Woods, C. J.The principal case shows that the special power given by law to levy taxes for the payment of the appropriation was exercised and ^exhausted in the manner prescribed by the statute. There is, therefore, no authority for a further levy under the statute. If the unpaid part of the appropriation is a legal obligation against the township, it is one in favor of the railroad company to which the aid was voted, and must be enforced by it in such modes as are known to the practice. Conceding the obligation to be such, I am clear that the relator had no right to bring any action for its enforcement — certainly not this action, which seeks a special levy of a tax for which there is no statutory authority. See City of Connersville v. Connersville Hydraulic Co., post, p. 235. If an enforceable obligation, the railroad company might have sued upon it, and have obtained an ordinary judgment for its collection. The county commissioners have no more power to levy a special tax for its payment than for the discharge of' any other legal or equitable liability of the township to pay money. The township may have money on hand sufficient to pay the demand, and may be ready and willing to pay it, especially when once the proper court shall have declared it bound to do so. No refusal to pay is alleged, and consequently no reason is shown for seeking an extraordinary remedy; certainly not the one sought and awarded in this instance.
*16The 17th section of the railroad aid law expressly provides that any one of the petitioners, or any taxpayer of the county or township may, by mandate, compel the payment of money collected under the law to the company for whose aid the same shall have been levied and collected; and this court has declared that, under this provision, the company can not prosecute a mandate. “ It is expressed as to who may have a mandate, and this expression excludes all others.” Board, etc., v. Louisville, etc., R. W. Co., 39 Ind. 192. Under this construction of the law, it is clear that if there had been a failure and refusal by the county board to levy the particular taxes provided for in the act, the relator could have compelled such levies by mandate; but when it is proposed to go beyond the specific taxes authorized by this statute, and under the extraordinary powers of the courts, to compel the levy of taxes for the discharge of a legal liability, it is evident, granting the existence of such liability, that the creditor must apply for the writ. It is not a case for “ the enforcement of a purely public right, where the people at large are the real party in interest.” In the legal sense, “the relief is sought merely for the protection of private rights,” and “the relator must shoW some personal or special interest in the subject-matter, since he is regarded as the real party in interest and his rights must clearly appear.” High Extraordinary Legal Remedies, sec. 431.

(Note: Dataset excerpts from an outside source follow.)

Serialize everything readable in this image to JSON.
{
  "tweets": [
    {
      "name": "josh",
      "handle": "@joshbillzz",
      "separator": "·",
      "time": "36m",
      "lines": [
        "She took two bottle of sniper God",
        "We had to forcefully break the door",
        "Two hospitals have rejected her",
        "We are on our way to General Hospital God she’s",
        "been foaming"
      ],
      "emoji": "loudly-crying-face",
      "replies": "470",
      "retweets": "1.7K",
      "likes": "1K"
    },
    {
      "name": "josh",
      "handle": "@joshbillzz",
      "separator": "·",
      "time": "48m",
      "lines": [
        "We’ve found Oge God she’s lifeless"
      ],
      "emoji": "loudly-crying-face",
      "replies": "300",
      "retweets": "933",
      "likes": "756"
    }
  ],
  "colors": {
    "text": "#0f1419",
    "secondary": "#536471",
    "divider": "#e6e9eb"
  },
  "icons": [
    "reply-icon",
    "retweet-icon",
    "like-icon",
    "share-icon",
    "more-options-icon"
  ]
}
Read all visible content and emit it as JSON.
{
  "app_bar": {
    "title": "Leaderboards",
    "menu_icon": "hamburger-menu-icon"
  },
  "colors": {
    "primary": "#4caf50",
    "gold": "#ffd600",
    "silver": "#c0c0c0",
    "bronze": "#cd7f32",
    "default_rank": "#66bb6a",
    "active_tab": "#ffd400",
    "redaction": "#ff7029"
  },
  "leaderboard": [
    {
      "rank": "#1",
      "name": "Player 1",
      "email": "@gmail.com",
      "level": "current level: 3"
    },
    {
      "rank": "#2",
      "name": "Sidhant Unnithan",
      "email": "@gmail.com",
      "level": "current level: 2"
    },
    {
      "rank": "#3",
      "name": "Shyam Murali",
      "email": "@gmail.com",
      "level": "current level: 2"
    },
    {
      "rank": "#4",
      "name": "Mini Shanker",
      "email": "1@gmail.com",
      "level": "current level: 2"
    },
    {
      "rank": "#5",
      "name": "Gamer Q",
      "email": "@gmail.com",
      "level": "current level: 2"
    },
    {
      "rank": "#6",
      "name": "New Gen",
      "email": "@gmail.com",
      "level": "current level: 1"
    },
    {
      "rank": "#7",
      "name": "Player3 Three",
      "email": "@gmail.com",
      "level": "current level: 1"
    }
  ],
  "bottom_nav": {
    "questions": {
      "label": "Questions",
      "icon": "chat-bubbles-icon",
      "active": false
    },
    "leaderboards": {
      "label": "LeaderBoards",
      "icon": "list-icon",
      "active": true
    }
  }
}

But this court, as well as the Supreme Court of Kansas, has decided, and Mr. High, at section 390 of his work, cited supra, recognizes the soundness of the distinction, that the mere vote of the electors of a county or township, authorizing the donation or subscription, does not establish a contract relation between the municipal corporation and the railway company. In Board, etc., v. Louisville, etc., R. W. Co., supra, this court said that “All the acts of the commissioners and the voters of the county, in taking steps to raise the money, are between themselves, one the principal and the other the' agent; there is no contract with the company, nor had she any *17right in, or control over, the matter, till the money is raised and the stock taken.” . This doctrine is not confined to counties, nor does it rest on the constitutional restriction against the taking of stock by counties without paying the money down. On the contrary, this court has repeatedly applied the same rule to the acts of townships, in voting aid to railroads, under the same statute. Sankey v. Terre Haute, etc., R. R. Co., 42 Ind. 402; Petty v. Myers, 49 Ind. 1; Jager v. Doherty, 61 Ind. 528; Bittinger v. Bell, 65 Ind. 445. To same effect, Union Pacific R. W. Co. v. Commissioners, etc., 6 Kan. 256.

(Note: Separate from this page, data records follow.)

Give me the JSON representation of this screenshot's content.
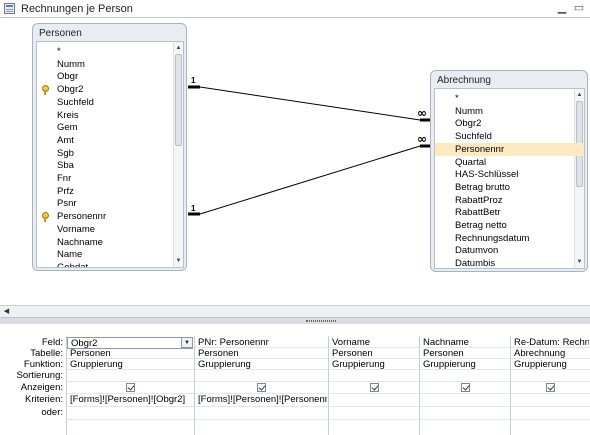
{
  "window": {
    "title": "Rechnungen je Person",
    "controls": [
      "minimize",
      "maximize"
    ]
  },
  "tables": {
    "personen": {
      "name": "Personen",
      "fields": [
        "*",
        "Numm",
        "Obgr",
        "Obgr2",
        "Suchfeld",
        "Kreis",
        "Gem",
        "Amt",
        "Sgb",
        "Sba",
        "Fnr",
        "Prfz",
        "Psnr",
        "Personennr",
        "Vorname",
        "Nachname",
        "Name",
        "Gebdat"
      ],
      "key_fields": [
        "Obgr2",
        "Personennr"
      ]
    },
    "abrechnung": {
      "name": "Abrechnung",
      "fields": [
        "*",
        "Numm",
        "Obgr2",
        "Suchfeld",
        "Personennr",
        "Quartal",
        "HAS-Schlüssel",
        "Betrag brutto",
        "RabattProz",
        "RabattBetr",
        "Betrag netto",
        "Rechnungsdatum",
        "Datumvon",
        "Datumbis"
      ],
      "selected_field": "Personennr"
    }
  },
  "relations": [
    {
      "from": "Personen.Obgr2",
      "to": "Abrechnung.Obgr2",
      "one_label": "1",
      "many_label": "∞"
    },
    {
      "from": "Personen.Personennr",
      "to": "Abrechnung.Personennr",
      "one_label": "1",
      "many_label": "∞"
    }
  ],
  "qbe": {
    "row_labels": [
      "Feld:",
      "Tabelle:",
      "Funktion:",
      "Sortierung:",
      "Anzeigen:",
      "Kriterien:",
      "oder:"
    ],
    "columns": [
      {
        "feld": "Obgr2",
        "tabelle": "Personen",
        "funktion": "Gruppierung",
        "sortierung": "",
        "anzeigen": true,
        "kriterien": "[Forms]![Personen]![Obgr2]",
        "oder": ""
      },
      {
        "feld": "PNr: Personennr",
        "tabelle": "Personen",
        "funktion": "Gruppierung",
        "sortierung": "",
        "anzeigen": true,
        "kriterien": "[Forms]![Personen]![Personennr]",
        "oder": ""
      },
      {
        "feld": "Vorname",
        "tabelle": "Personen",
        "funktion": "Gruppierung",
        "sortierung": "",
        "anzeigen": true,
        "kriterien": "",
        "oder": ""
      },
      {
        "feld": "Nachname",
        "tabelle": "Personen",
        "funktion": "Gruppierung",
        "sortierung": "",
        "anzeigen": true,
        "kriterien": "",
        "oder": ""
      },
      {
        "feld": "Re-Datum: Rechnu",
        "tabelle": "Abrechnung",
        "funktion": "Gruppierung",
        "sortierung": "",
        "anzeigen": true,
        "kriterien": "",
        "oder": ""
      }
    ]
  },
  "icons": {
    "key": "primary-key-icon",
    "dropdown": "dropdown-arrow-icon",
    "scroll_up": "scroll-up-arrow-icon",
    "scroll_down": "scroll-down-arrow-icon",
    "scroll_left": "scroll-left-arrow-icon",
    "checkbox": "checkbox-checked-icon"
  }
}
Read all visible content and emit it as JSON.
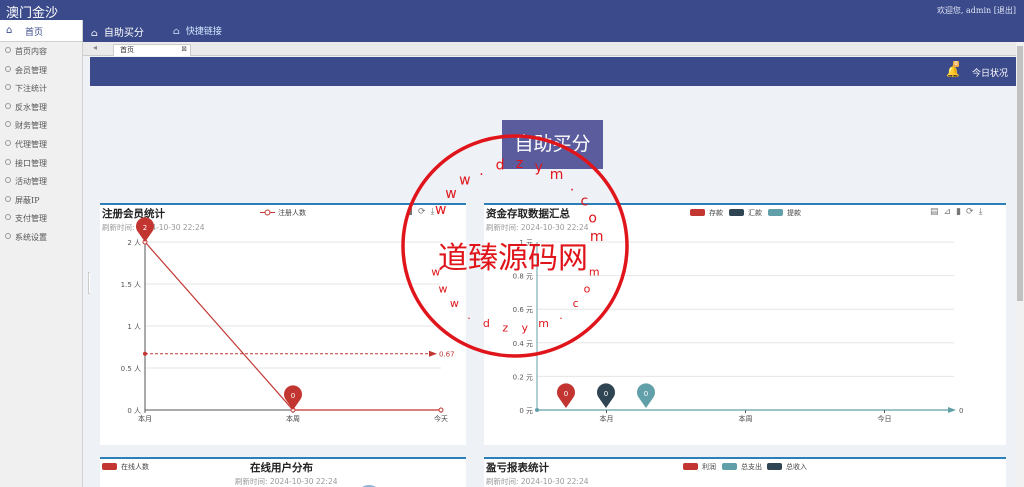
{
  "app": {
    "title": "澳门金沙",
    "welcome": "欢迎您, admin [退出]"
  },
  "sidebar": {
    "home_label": "首页",
    "items": [
      {
        "label": "首页内容"
      },
      {
        "label": "会员管理"
      },
      {
        "label": "下注统计"
      },
      {
        "label": "反水管理"
      },
      {
        "label": "财务管理"
      },
      {
        "label": "代理管理"
      },
      {
        "label": "接口管理"
      },
      {
        "label": "活动管理"
      },
      {
        "label": "屏蔽IP"
      },
      {
        "label": "支付管理"
      },
      {
        "label": "系统设置"
      }
    ]
  },
  "navbar": {
    "auto_bonus": "自助买分",
    "quick_links": "快捷链接"
  },
  "tabs": {
    "active_tab": "首页"
  },
  "header": {
    "badge_count": "0",
    "status_label": "今日状况"
  },
  "main": {
    "big_button": "自助买分"
  },
  "watermark": {
    "text": "道臻源码网",
    "url": "www.dzym.com"
  },
  "panels": {
    "register": {
      "title": "注册会员统计",
      "refresh": "刷新时间: 2024-10-30 22:24",
      "legend": "注册人数",
      "avg_label": "0.67",
      "pin_max": "2",
      "pin_min": "0"
    },
    "funds": {
      "title": "资金存取数据汇总",
      "refresh": "刷新时间: 2024-10-30 22:24",
      "legend": [
        "存款",
        "汇款",
        "提款"
      ],
      "axis_end": "0",
      "pins": [
        "0",
        "0",
        "0"
      ]
    },
    "online": {
      "title": "在线用户分布",
      "refresh": "刷新时间: 2024-10-30 22:24",
      "legend": "在线人数"
    },
    "profit": {
      "title": "盈亏报表统计",
      "refresh": "刷新时间: 2024-10-30 22:24",
      "legend": [
        "利润",
        "总支出",
        "总收入"
      ]
    }
  },
  "colors": {
    "nav": "#3b4a8a",
    "red": "#c23531",
    "navy": "#2f4554",
    "teal": "#61a0a8"
  },
  "chart_data": [
    {
      "type": "line",
      "title": "注册会员统计",
      "categories": [
        "本月",
        "本周",
        "今天"
      ],
      "series": [
        {
          "name": "注册人数",
          "values": [
            2,
            0,
            0
          ]
        }
      ],
      "ylim": [
        0,
        2
      ],
      "yticks": [
        "0 人",
        "0.5 人",
        "1 人",
        "1.5 人",
        "2 人"
      ],
      "mark_line": {
        "type": "average",
        "value": 0.67
      },
      "mark_points": [
        "max",
        "min"
      ]
    },
    {
      "type": "line",
      "title": "资金存取数据汇总",
      "categories": [
        "本月",
        "本周",
        "今日"
      ],
      "series": [
        {
          "name": "存款",
          "values": [
            0,
            0,
            0
          ]
        },
        {
          "name": "汇款",
          "values": [
            0,
            0,
            0
          ]
        },
        {
          "name": "提款",
          "values": [
            0,
            0,
            0
          ]
        }
      ],
      "ylim": [
        0,
        1
      ],
      "yticks": [
        "0 元",
        "0.2 元",
        "0.4 元",
        "0.6 元",
        "0.8 元",
        "1 元"
      ]
    }
  ]
}
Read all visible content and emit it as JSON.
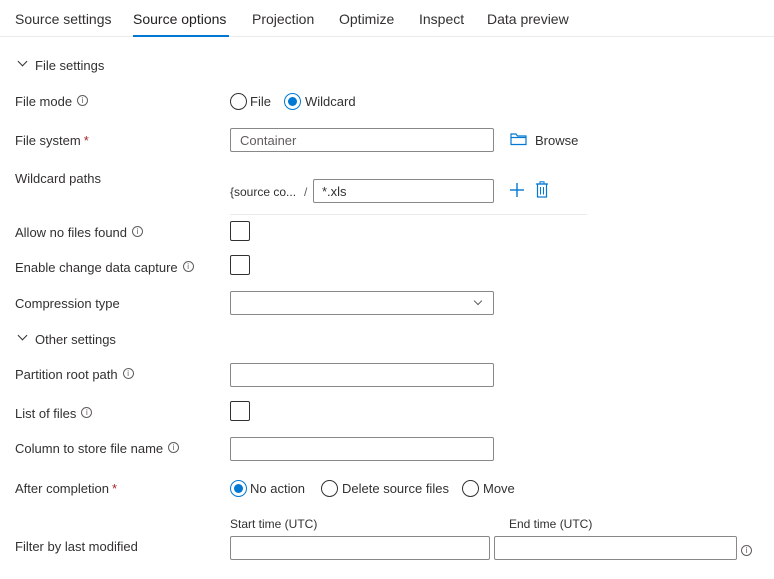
{
  "tabs": [
    {
      "label": "Source settings",
      "active": false
    },
    {
      "label": "Source options",
      "active": true
    },
    {
      "label": "Projection",
      "active": false
    },
    {
      "label": "Optimize",
      "active": false
    },
    {
      "label": "Inspect",
      "active": false
    },
    {
      "label": "Data preview",
      "active": false
    }
  ],
  "file_settings": {
    "title": "File settings",
    "file_mode": {
      "label": "File mode",
      "options": [
        "File",
        "Wildcard"
      ],
      "selected": "Wildcard"
    },
    "file_system": {
      "label": "File system",
      "required_mark": "*",
      "value": "Container",
      "browse_label": "Browse"
    },
    "wildcard_paths": {
      "label": "Wildcard paths",
      "prefix": "{source co...",
      "separator": "/",
      "value": "*.xls"
    },
    "allow_no_files_found": {
      "label": "Allow no files found",
      "checked": false
    },
    "enable_cdc": {
      "label": "Enable change data capture",
      "checked": false
    },
    "compression_type": {
      "label": "Compression type",
      "value": ""
    }
  },
  "other_settings": {
    "title": "Other settings",
    "partition_root_path": {
      "label": "Partition root path",
      "value": ""
    },
    "list_of_files": {
      "label": "List of files",
      "checked": false
    },
    "column_file_name": {
      "label": "Column to store file name",
      "value": ""
    },
    "after_completion": {
      "label": "After completion",
      "required_mark": "*",
      "options": [
        "No action",
        "Delete source files",
        "Move"
      ],
      "selected": "No action"
    },
    "filter_last_modified": {
      "label": "Filter by last modified",
      "start_label": "Start time (UTC)",
      "end_label": "End time (UTC)",
      "start_value": "",
      "end_value": ""
    }
  },
  "colors": {
    "accent": "#0078d4",
    "required": "#a4262c"
  },
  "icons": [
    "info-icon",
    "chevron-down-icon",
    "folder-icon",
    "plus-icon",
    "trash-icon"
  ]
}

The theory of these decisions in this respect, as substantially expressed in the Kansas ease, is, that the people of a county or township can not, in their primary capacity, enter into contract relations binding upon the municipality, but must act through, their duly constituted agents or officers. The agent, under our statute, is the proper county board; and while in this instance it is shown that the petition and vote were for sums to be invested in the stock of the proposed railroad company, it is not alleged that the board of county commissioners had made, for the townships concerned, a subscription to the stock of the company in any sum whatever. There was, therefore, no contract, or legal liability, which the company, in its own behalf, could enforce.
The principal opinion, as it seems to me, involves a departure, which ought not to be taken, from soundly decided cases.